Mojo function

conv2d_fprop

conv2d_fprop[act_type: DType, filter_type: DType, out_type: DType, *, config: Conv2dConfig[act_type, filter_type, out_type] = Conv2dConfig.default_bf16(), elementwise_lambda_fn: Optional[def[dtype: DType, width: Int, *, alignment: Int = 1](IndexList[2], SIMD[dtype, width]) capturing -> None] = None, elementwise_compute_lambda_fn: Optional[def[dtype: DType, width: Int, *, alignment: Int = 1](IndexList[2], SIMD[dtype, width]) capturing -> SIMD[dtype, width]] = None, register_based_epilogue: Bool = True](output: TileTensor[out_type, address_space=output.address_space, linear_idx_type=output.linear_idx_type, element_size=output.element_size], activation: TileTensor[act_type, address_space=activation.address_space, linear_idx_type=activation.linear_idx_type, element_size=activation.element_size], filter: TileTensor[filter_type, address_space=filter.address_space, linear_idx_type=filter.linear_idx_type, element_size=filter.element_size], problem: Conv2dProblemShape, ctx: DeviceContext)

Launch Conv2D forward propagation with 4D NHWC API and implicit im2col.

This function provides a 4D tensor API for conv2d forward propagation using hardware TMA im2col transformation. The TMA descriptor encodes the convolution geometry (padding, stride, dilation) and performs coordinate transformation on-the-fly, eliminating the need for explicit im2col buffers.

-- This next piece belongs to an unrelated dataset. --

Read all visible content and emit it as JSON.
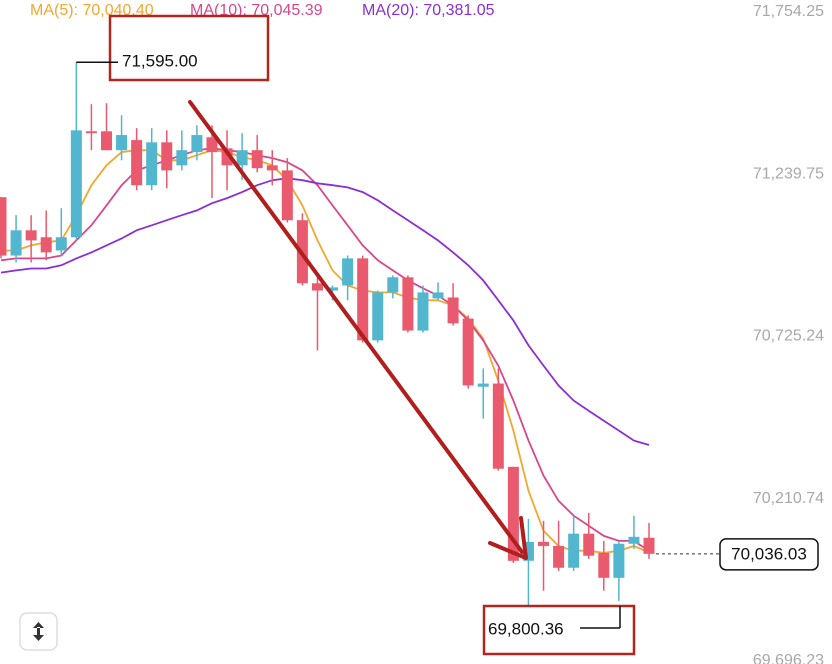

The convolution is implemented as implicit GEMM:

Activation matrix A[M, K] where M = batchH_outW_out, K = CRS
Filter matrix B[K, N] where N = out_channels (transposed)
Output matrix C[M, N]

The TMA im2col descriptor handles the linear K iteration by decomposing k_coord into (channel, filter_r, filter_s) using the corner parameters:

lower_corner defines the starting filter offset (negative for padding)
upper_corner defines the ending filter offset
channels_per_pixel is the number of input channels (C)
pixels_per_column is the output spatial tile size (BM)

Parameters:

act_type (DType): Data type of the input activation tensor.
filter_type (DType): Data type of the filter weights tensor.
out_type (DType): Data type of the output tensor.
config (Conv2dConfig[act_type, filter_type, out_type]): Kernel configuration (tile sizes, pipeline stages, etc.).
elementwise_lambda_fn (Optional[def[dtype: DType, width: Int, *, alignment: Int = 1](IndexList[2], SIMD[dtype, width]) capturing -> None]): Optional void epilogue lambda applied after output write. Signature: def(IndexList[2], SIMD) -> None.
elementwise_compute_lambda_fn (Optional[def[dtype: DType, width: Int, *, alignment: Int = 1](IndexList[2], SIMD[dtype, width]) capturing -> SIMD[dtype, width]]): Optional element-wise lambda function for epilogue fusion (bias add, activation, residual connection). Signature: def(coords: IndexList[2], val: SIMD) -> SIMD.
register_based_epilogue (Bool): If True, apply lambda in registers (faster). If False, apply lambda after SMEM write (more flexible).

Args:

output (TileTensor[out_type, address_space=output.address_space, linear_idx_type=output.linear_idx_type, element_size=output.element_size]): Output tensor [N, H_out, W_out, C_out] in NHWC layout.
activation (TileTensor[act_type, address_space=activation.address_space, linear_idx_type=activation.linear_idx_type, element_size=activation.element_size]): Input activation [N, H, W, C] in NHWC layout.
filter (TileTensor[filter_type, address_space=filter.address_space, linear_idx_type=filter.linear_idx_type, element_size=filter.element_size]): Filter weights [K, R, S, C] in KRSC layout.
problem (Conv2dProblemShape): Convolution problem shape specification.
ctx (DeviceContext): Device context for kernel launch.

Raises:

Error if kernel launch fails or constraints are violated.